I have the following fake.dtd
file:
<!ELEMENT outer - - (#PCDATA, foo, bar) >
<!ELEMENT foo - o (#PCDATA) >
<!ELEMENT bar - - (#PCDATA) >
And the following SGML document:
<!DOCTYPE outer SYSTEM "fake.dtd">
<OUTER>Document Title
<FOO>1234
<BAR>wxyz</BAR>
</OUTER>
I am getting a validation error using nsgmls
:
4:19:E: character data is not allowed here
Note that putting </OUTER>
on the same line as </BAR>
solves the problem; the error refers to the line-break.
Is there a way to keep the SGML as is (because I already have thousands of documents like this), but change the DTD so that it validates?
Adding another #PCDATA
to the end of the outer
element seems silly because that would make characters other than newline legal.
The SGML Standard (ISO 8879:1986/A1:1988, 11.2.4) explicitly recommends to not use content models like (#PCDATA, foo, bar)
(emphasis mine):
NOTE - It is recommended that ā
#PCDATA
ā be used only when data characters are to be permitted anywhere in the content of the element; that is, in a content model where it is the sole token, or whereor
is the only connector used in any model group.
Despite mentioning #PCDATA
only as the first token in the group, your outer
element type still is declared to have mixed content, so data characters can occur anywhere: that's why the line break (aka a "record end") after </BAR>
is recognized as a data character instead of just a separator on the one hand, but there's no corresponding #PCDATA
token to absorb it on the other hand, hence the error. (And only the omitted </FOO>
end-tag circumvented the same error in the line before!)

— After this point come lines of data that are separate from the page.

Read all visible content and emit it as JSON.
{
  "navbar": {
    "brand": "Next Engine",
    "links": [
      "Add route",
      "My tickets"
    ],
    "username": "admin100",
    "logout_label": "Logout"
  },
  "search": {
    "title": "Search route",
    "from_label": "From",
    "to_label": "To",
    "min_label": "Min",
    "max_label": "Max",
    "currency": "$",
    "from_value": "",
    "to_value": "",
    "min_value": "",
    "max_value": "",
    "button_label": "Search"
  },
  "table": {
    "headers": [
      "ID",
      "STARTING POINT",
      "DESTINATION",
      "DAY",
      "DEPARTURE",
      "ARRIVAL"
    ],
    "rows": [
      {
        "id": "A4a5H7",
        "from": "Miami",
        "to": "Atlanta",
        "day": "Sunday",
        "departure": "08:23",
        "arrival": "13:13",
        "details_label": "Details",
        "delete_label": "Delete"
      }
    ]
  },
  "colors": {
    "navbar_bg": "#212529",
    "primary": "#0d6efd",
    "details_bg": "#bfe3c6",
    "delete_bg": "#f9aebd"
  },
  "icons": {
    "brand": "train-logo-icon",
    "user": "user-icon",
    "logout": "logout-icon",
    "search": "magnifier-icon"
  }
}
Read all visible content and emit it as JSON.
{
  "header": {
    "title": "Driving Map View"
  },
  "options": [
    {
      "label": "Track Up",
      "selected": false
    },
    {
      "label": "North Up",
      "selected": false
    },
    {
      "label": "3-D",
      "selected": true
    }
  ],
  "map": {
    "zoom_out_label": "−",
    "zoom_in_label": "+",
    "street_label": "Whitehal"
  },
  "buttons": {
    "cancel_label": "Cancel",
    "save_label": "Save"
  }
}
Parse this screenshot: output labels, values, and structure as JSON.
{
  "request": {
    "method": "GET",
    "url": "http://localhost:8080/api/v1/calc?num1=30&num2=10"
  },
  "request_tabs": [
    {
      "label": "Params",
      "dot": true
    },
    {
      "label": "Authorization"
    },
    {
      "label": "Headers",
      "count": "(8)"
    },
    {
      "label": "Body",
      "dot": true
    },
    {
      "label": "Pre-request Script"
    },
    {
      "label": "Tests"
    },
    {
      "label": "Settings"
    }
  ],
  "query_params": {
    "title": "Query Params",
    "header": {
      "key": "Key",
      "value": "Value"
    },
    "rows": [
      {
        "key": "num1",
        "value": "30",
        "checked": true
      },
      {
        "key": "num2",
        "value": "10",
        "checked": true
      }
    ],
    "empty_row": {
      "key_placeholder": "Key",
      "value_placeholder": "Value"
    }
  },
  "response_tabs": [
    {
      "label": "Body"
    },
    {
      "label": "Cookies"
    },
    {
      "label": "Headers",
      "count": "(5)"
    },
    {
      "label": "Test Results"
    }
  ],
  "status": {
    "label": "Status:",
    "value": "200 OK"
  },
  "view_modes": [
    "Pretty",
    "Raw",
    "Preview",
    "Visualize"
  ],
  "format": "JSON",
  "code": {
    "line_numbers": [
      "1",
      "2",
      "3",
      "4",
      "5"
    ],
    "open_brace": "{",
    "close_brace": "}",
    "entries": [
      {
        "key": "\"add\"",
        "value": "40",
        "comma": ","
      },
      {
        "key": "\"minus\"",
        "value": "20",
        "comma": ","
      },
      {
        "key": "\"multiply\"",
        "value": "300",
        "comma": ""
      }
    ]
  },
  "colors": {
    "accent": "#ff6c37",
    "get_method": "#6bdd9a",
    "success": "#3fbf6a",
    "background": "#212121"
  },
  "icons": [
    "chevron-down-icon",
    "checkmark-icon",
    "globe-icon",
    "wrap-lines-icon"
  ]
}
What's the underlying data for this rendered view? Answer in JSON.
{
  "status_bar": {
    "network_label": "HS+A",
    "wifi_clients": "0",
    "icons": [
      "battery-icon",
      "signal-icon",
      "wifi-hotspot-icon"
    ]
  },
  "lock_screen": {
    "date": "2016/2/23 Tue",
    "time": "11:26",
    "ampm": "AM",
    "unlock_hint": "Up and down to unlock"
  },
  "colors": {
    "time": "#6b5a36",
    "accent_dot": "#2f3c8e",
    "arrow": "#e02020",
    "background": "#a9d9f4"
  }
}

The proper and common approach in this case would be to place the "Document Title" into an actual title
element—for which one can allow omission of both the start- and end-tag:
<!ELEMENT outer - - (title, foo, bar) >
<!ELEMENT title o o (#PCDATA) >
Now
outer
content model still reflects the proper order of elements,outer
element has element content (not any longer mixed content), title
element, as it should.(The same technique is used in several Standard DTDs, like the "General Document" example in annex E of the Standard.)